John Singleton Copley, The Copley Family, 1776/1777, oil on canvas, Andrew W. Mellon Fund, 1961.7.1

Sir Brook Watson at 63 years old.

Robert Dighton Jr, Sir Brook Watson, 1st Bt, published August 1803, hand-coloured etching, NPG D4645, © National Portrait Gallery, London

And What Happened to Watson?

Brook Watson survived his ordeal and eventually became a prominent merchant who gained his wealth through the transatlantic slave trade.
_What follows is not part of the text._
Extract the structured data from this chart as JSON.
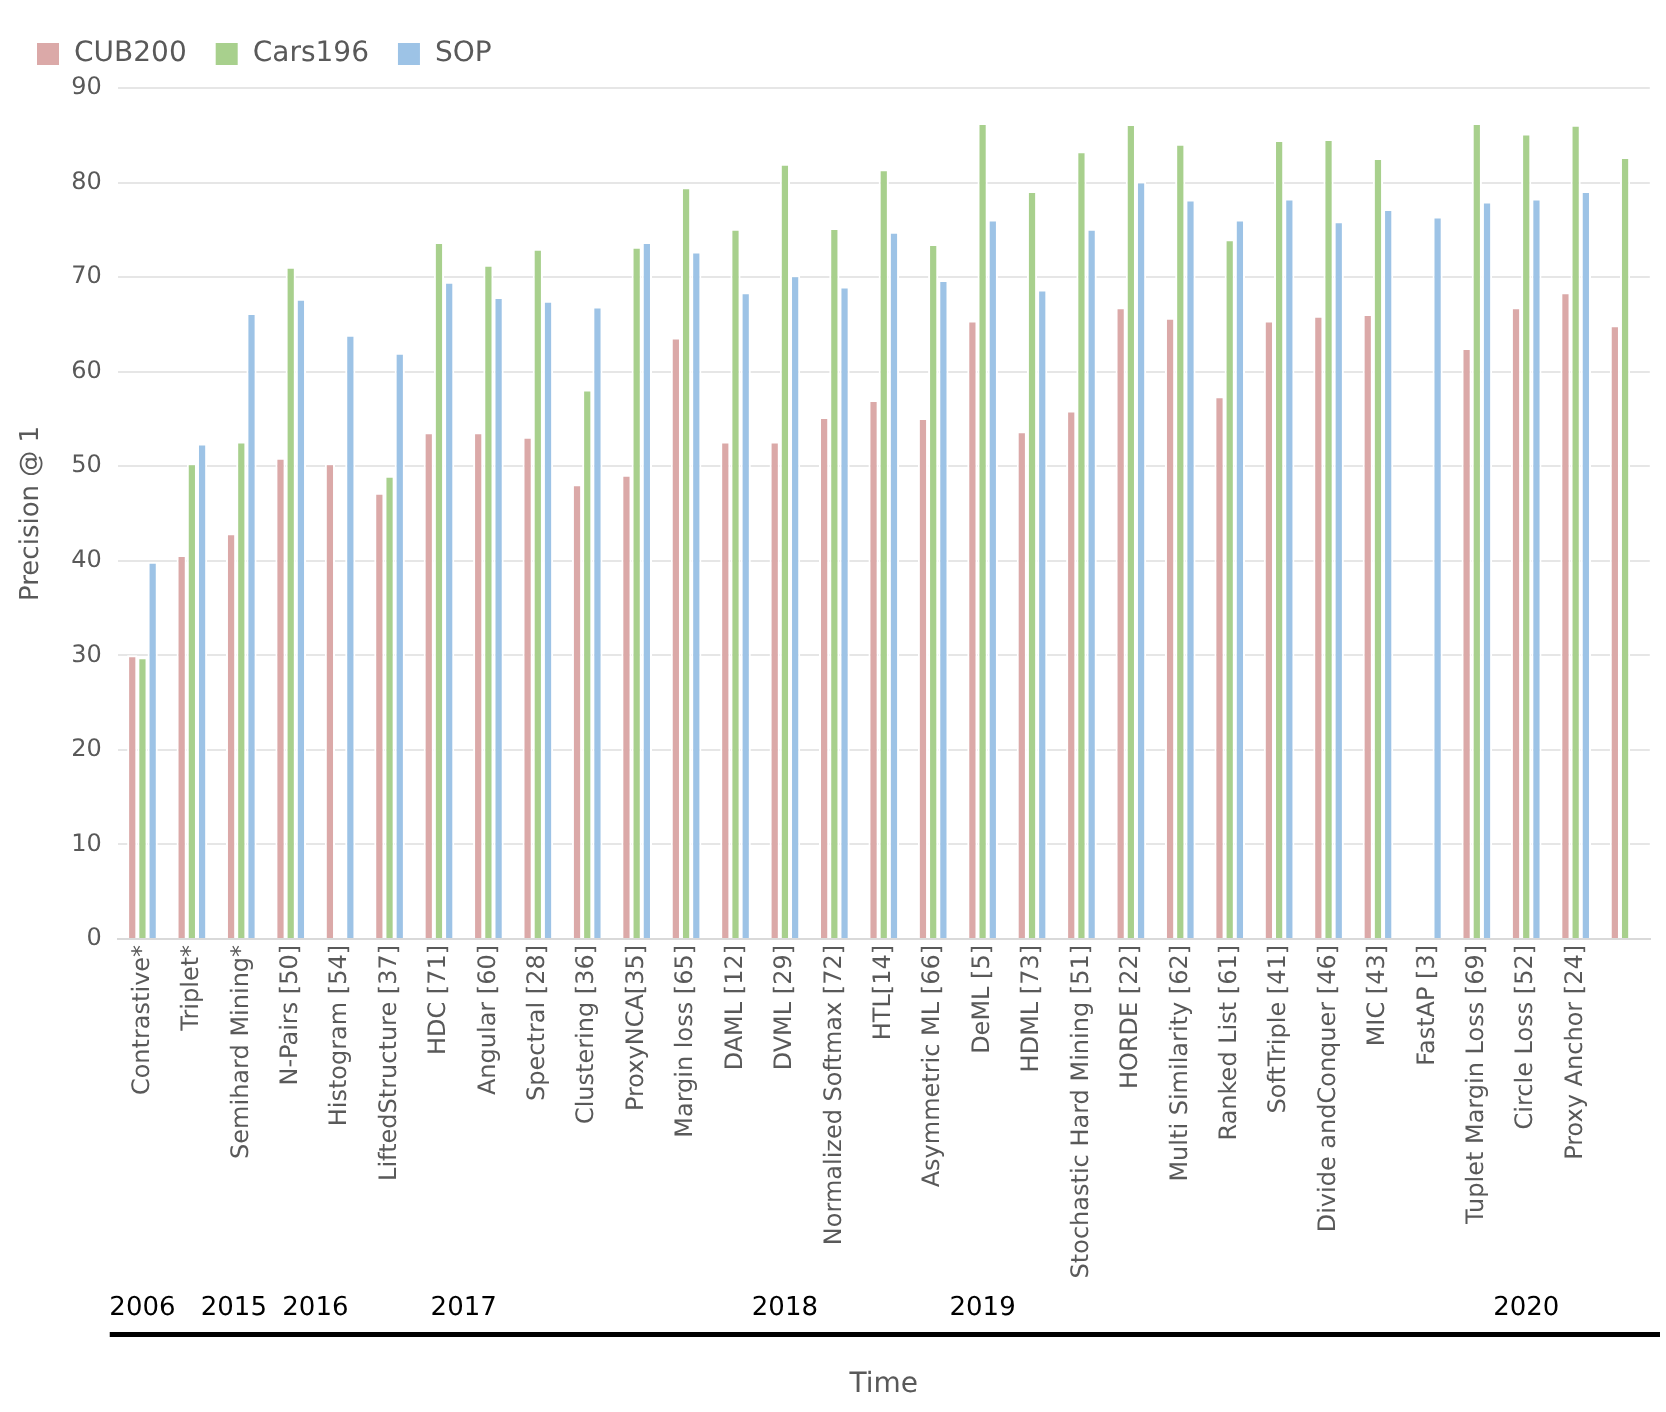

In 1788, Watson (now 53), spoke in the British Parliament against abolishing the slave trade. Watson’s main concern was that abolition would ruin the West Indies market for refuse fish, which he sold as food for enslaved African people.

He actively promoted his own story as a message about personal courage and heroism when he gave this painting to a boys’ school in 1803. He made sure that the school displayed it with a plaque describing his rescue and forever memorializing his encounter. 

In focusing on Watson’s fate, art historians have often failed to see that the painting does more than memorialize the encounter between a youth and a shark. While the grand painting captures a specific moment in Brook Watson’s story, it also calls on viewers to consider the reality of Black life during colonial times. It depicts the humanity of a Black sailor helping to save someone who, if their roles were reversed, may not have reached out to save him.